Hypoxic chambers have been used for some time in top-flight sports training to test athletes’ limits. Now researchers at the ISEH are benefitting from the Institute’s own chamber, which is being used by academics such as the Xtreme Everest expedition team.

The chamber allows researchers to reduce oxygen levels to examine in-depth how the body takes on and uses oxygen, providing valuable insights into how intensive care patients – who have lower oxygen levels – can be helped in the future.

That means findings from Xtreme Everest’s two high-altitude expeditions in 2007 and 2013 can now be replicated and built upon in ISEH’s purpose-built facilities.
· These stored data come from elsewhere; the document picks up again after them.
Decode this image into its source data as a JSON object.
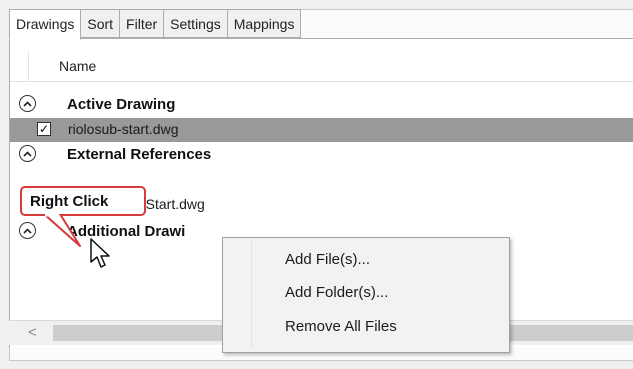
{
  "tabs": [
    "Drawings",
    "Sort",
    "Filter",
    "Settings",
    "Mappings"
  ],
  "header": {
    "name_column": "Name"
  },
  "groups": {
    "active": {
      "title": "Active Drawing"
    },
    "external": {
      "title": "External References"
    },
    "additional": {
      "title": "Additional Drawi"
    }
  },
  "files": {
    "active_file": {
      "name": "riolosub-start.dwg",
      "checked": "✓"
    },
    "xref_file": {
      "name": "-Start.dwg"
    }
  },
  "callout": {
    "label": "Right Click"
  },
  "context_menu": {
    "items": [
      "Add File(s)...",
      "Add Folder(s)...",
      "Remove All Files"
    ]
  },
  "scrollbar": {
    "left_arrow": "<"
  },
  "colors": {
    "selected_row": "#999999",
    "callout_border": "#d63a3a",
    "menu_background": "#f2f2f2"
  }
}
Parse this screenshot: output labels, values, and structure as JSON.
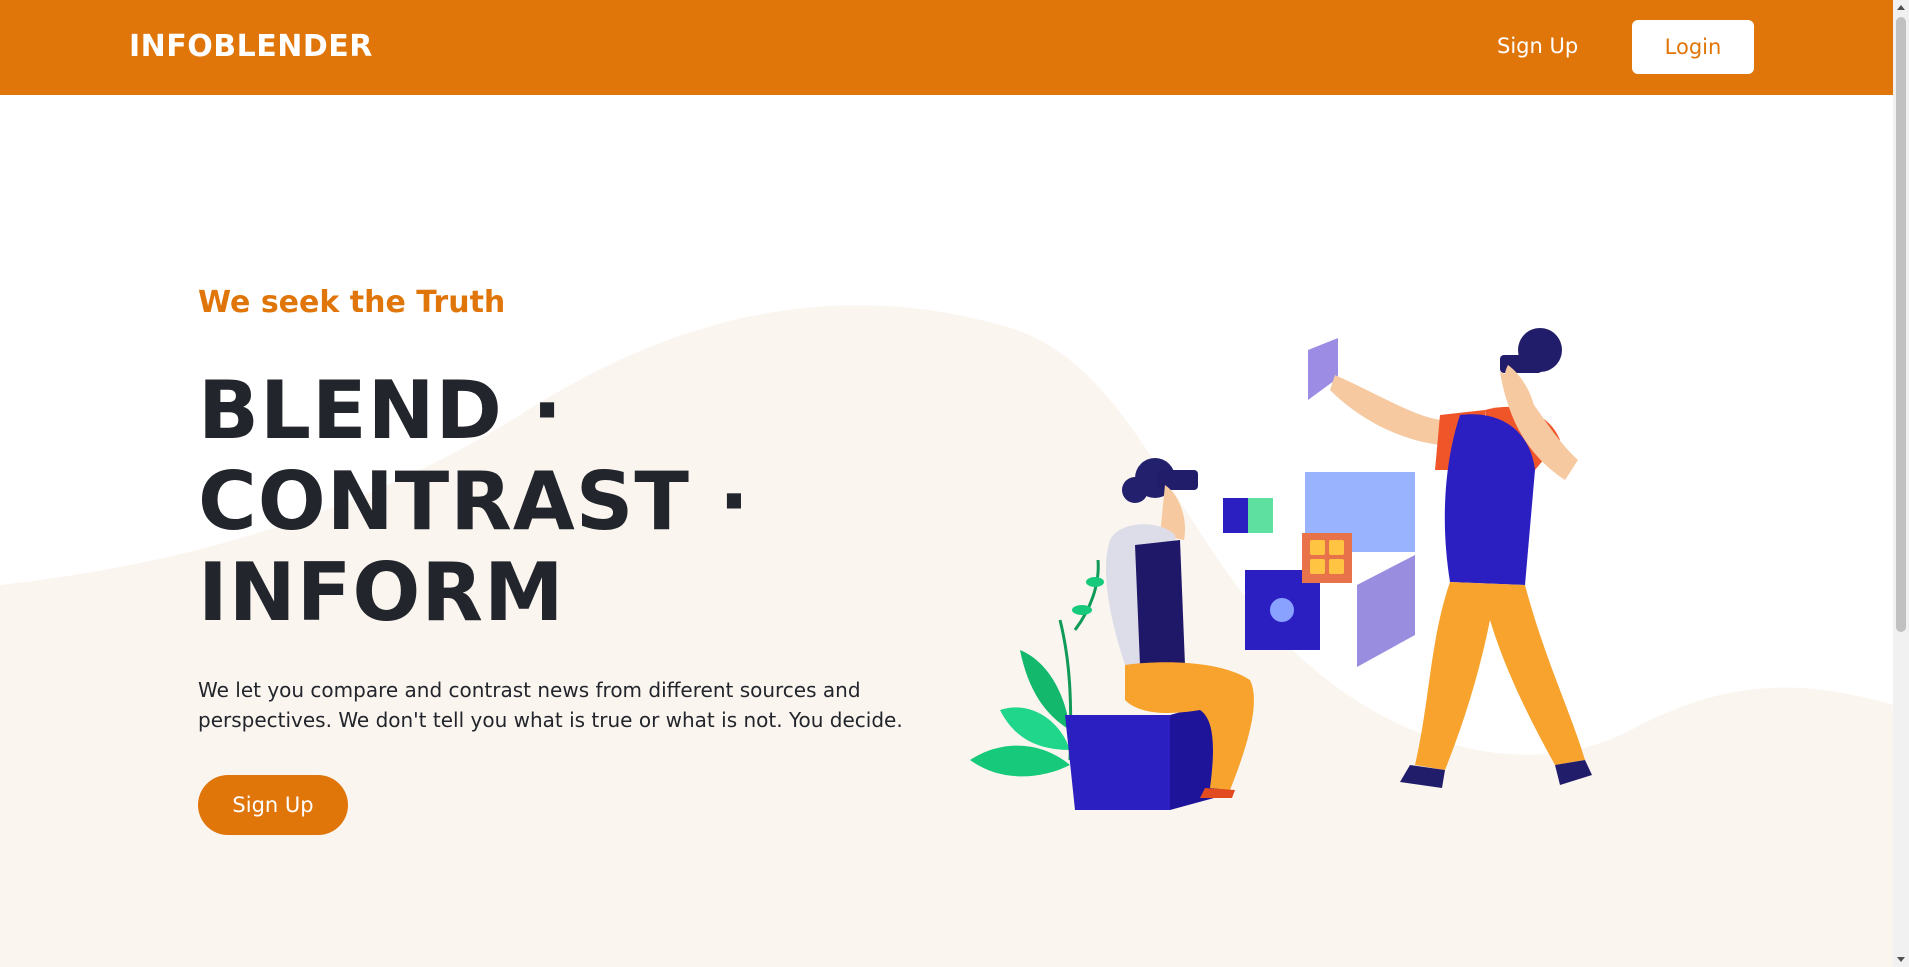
{
  "navbar": {
    "brand": "INFOBLENDER",
    "signup_label": "Sign Up",
    "login_label": "Login"
  },
  "hero": {
    "tagline": "We seek the Truth",
    "headline_lines": [
      "BLEND ·",
      "CONTRAST ·",
      "INFORM"
    ],
    "description": "We let you compare and contrast news from different sources and perspectives. We don't tell you what is true or what is not. You decide.",
    "cta_label": "Sign Up"
  },
  "colors": {
    "brand": "#e07509",
    "text_dark": "#22252b",
    "blob": "#fbf5f0"
  }
}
The ISEH is a collaboration between leading health, academic and sports organisations – UCLH, UCL, British Olympic Association, English Institute of Sport and private hospital group HCA – which have come together to provide patients with care and expertise levels previously only available to elite athletes.

The Institute is an integral part of the National Centre for Sport and Exercise Medicine and houses research, teaching and training in sport and exercise medicine and related fields. Its state-of-the-art equipment includes eight consulting rooms, 3T MR imaging, ultrasound, X-ray and interventional treatment rooms.
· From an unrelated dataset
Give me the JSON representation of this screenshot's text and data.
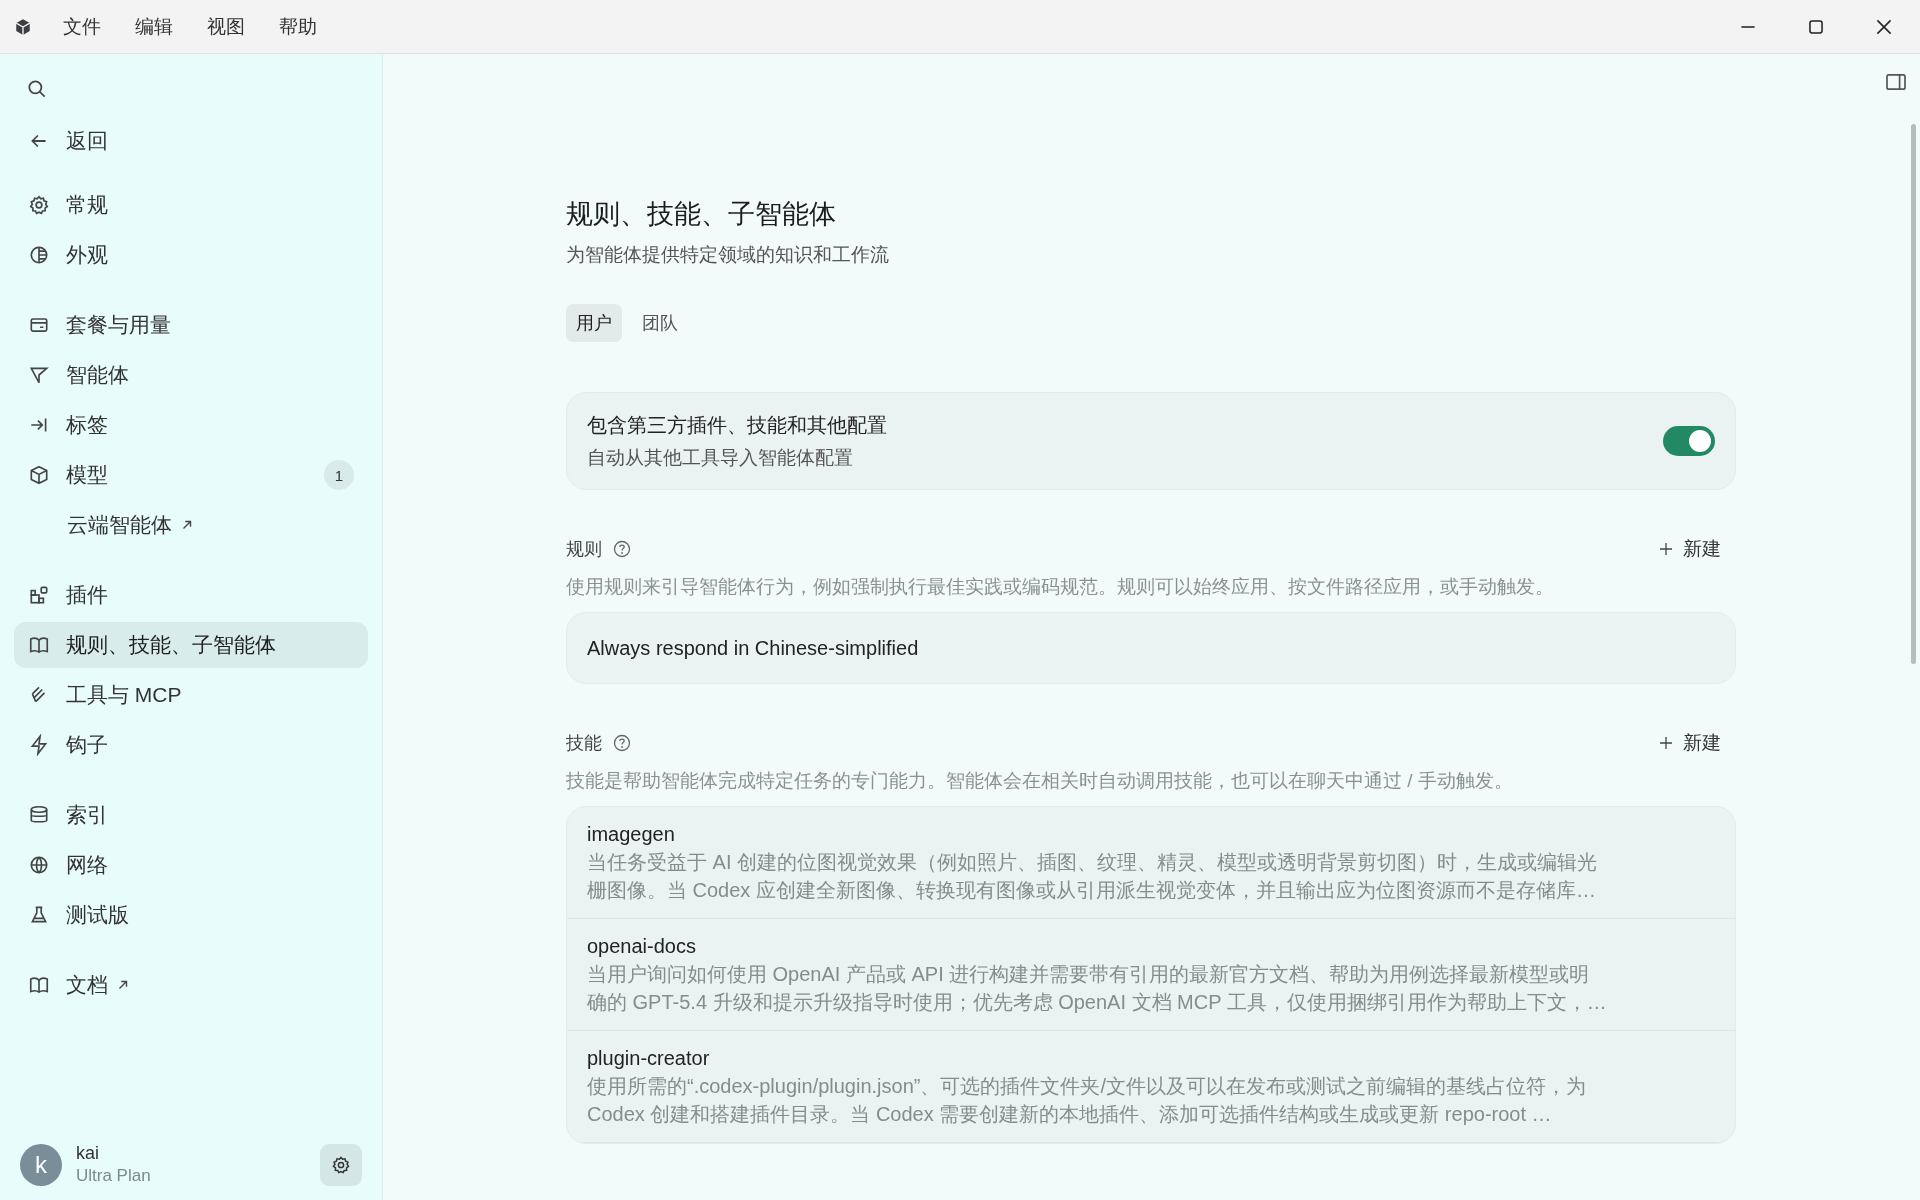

Professor Monty Mythen, Director of the Discovery Lab and Chair of the Scientific Advisory Board at the ISEH, said: “The installation of the hypoxic chamber is providing valuable insights into how we can improve recovery for intensive care patients in the future. Ultimately we’re aiming to reduce deaths and boost recovery, meaning patients need spend less time in hospital.”

Xtreme Everest is collaboration between University College London, University of Southampton and Duke University USA. The team’s 2013 expedition studied normal healthy people in the low-oxygen environment of Everest, taking 60 different measurements from 200 people at three varying levels of altitude.